Diverse Intra- and Inter-Domain Activity Style Fusion for Cross-Person Generalization in Activity Recognition
- URL: http://arxiv.org/abs/2406.04609v2
- Date: Sat, 29 Jun 2024 03:15:51 GMT
- Title: Diverse Intra- and Inter-Domain Activity Style Fusion for Cross-Person Generalization in Activity Recognition
- Authors: Junru Zhang, Lang Feng, Zhidan Liu, Yuhan Wu, Yang He, Yabo Dong, Duanqing Xu,
- Abstract summary: Existing domain generalization methods often face challenges in capturing intra- and inter-domain style diversity.
We propose a process conceptualized as domain padding to enrich the domain diversity.
We introduce a style-fused sampling strategy to enhance data generation diversity.
Our approach outperforms state-of-the-art DG methods in all human activity recognition tasks.

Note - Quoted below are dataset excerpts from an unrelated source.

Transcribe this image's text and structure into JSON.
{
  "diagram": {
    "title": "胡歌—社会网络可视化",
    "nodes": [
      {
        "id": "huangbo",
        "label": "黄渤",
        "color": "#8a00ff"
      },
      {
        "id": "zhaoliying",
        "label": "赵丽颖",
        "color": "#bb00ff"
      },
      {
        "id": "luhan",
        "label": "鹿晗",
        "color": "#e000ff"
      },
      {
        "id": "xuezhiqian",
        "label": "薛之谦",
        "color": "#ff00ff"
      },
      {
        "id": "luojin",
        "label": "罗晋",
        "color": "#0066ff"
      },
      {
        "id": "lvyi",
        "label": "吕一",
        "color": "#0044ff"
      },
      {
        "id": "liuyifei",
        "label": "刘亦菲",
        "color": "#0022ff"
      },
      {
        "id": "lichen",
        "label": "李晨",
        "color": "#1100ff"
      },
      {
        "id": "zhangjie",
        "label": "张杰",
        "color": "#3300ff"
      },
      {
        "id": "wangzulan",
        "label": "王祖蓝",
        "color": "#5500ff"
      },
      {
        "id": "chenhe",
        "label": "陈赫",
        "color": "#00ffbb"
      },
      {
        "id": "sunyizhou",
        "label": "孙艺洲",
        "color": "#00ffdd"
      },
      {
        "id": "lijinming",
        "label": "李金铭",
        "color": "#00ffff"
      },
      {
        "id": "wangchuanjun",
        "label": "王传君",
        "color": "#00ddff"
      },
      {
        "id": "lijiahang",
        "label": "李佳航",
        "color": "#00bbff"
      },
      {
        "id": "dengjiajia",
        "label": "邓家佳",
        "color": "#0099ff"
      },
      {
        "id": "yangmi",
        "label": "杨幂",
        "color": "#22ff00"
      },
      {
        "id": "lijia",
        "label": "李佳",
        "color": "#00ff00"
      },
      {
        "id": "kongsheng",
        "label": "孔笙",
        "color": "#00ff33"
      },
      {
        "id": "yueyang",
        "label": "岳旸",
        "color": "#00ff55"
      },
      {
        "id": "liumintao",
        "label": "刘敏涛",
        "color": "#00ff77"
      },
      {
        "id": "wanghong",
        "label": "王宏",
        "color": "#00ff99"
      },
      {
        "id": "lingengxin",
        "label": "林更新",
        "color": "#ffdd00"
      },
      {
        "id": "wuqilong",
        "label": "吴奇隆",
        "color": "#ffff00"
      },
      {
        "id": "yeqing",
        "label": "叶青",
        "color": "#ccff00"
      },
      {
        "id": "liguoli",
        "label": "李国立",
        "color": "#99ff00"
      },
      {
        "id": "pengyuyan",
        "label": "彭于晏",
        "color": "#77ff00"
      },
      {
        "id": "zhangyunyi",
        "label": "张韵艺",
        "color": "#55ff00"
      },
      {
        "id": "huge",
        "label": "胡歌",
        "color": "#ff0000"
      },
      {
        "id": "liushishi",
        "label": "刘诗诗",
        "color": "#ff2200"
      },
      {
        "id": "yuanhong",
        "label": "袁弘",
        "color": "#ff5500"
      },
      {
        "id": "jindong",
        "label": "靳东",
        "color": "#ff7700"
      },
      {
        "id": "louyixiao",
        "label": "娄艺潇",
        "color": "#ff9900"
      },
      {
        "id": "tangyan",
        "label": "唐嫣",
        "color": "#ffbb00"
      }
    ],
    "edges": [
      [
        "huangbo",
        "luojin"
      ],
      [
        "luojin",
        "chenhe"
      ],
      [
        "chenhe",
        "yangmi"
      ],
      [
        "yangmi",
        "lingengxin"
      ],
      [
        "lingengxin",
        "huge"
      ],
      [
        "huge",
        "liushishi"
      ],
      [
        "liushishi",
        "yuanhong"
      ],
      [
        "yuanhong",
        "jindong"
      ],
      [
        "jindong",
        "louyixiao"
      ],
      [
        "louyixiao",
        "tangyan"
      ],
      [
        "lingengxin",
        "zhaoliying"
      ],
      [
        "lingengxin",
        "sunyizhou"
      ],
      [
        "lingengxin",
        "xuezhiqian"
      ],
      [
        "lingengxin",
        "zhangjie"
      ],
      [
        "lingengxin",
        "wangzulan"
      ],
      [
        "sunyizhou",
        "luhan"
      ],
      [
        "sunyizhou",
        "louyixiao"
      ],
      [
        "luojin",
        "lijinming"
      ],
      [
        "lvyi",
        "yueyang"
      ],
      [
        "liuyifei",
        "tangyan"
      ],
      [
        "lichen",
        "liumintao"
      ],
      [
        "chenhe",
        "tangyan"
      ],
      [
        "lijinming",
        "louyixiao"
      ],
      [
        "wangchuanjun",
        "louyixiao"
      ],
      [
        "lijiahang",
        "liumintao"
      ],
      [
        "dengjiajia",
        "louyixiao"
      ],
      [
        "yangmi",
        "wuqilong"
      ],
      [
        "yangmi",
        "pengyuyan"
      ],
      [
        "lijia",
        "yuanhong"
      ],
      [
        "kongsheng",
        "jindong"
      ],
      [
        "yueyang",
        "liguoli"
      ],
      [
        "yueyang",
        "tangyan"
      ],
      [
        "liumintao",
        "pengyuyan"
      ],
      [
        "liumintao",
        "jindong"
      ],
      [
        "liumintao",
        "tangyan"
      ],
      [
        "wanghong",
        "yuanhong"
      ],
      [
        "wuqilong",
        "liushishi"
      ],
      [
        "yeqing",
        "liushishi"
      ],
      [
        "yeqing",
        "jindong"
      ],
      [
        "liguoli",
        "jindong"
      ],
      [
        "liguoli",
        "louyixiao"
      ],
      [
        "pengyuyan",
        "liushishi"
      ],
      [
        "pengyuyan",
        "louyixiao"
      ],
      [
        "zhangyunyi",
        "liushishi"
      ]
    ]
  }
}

- Score: 8.850516669999292
- License: http://arxiv.org/licenses/nonexclusive-distrib/1.0/
- Abstract: Existing domain generalization (DG) methods for cross-person generalization tasks often face challenges in capturing intra- and inter-domain style diversity, resulting in domain gaps with the target domain. In this study, we explore a novel perspective to tackle this problem, a process conceptualized as domain padding. This proposal aims to enrich the domain diversity by synthesizing intra- and inter-domain style data while maintaining robustness to class labels. We instantiate this concept using a conditional diffusion model and introduce a style-fused sampling strategy to enhance data generation diversity. In contrast to traditional condition-guided sampling, our style-fused sampling strategy allows for the flexible use of one or more random styles to guide data synthesis. This feature presents a notable advancement: it allows for the maximum utilization of possible permutations and combinations among existing styles to generate a broad spectrum of new style instances. Empirical evaluations on a broad range of datasets demonstrate that our generated data achieves remarkable diversity within the domain space. Both intra- and inter-domain generated data have proven to be significant and valuable, contributing to varying degrees of performance enhancements. Notably, our approach outperforms state-of-the-art DG methods in all human activity recognition tasks.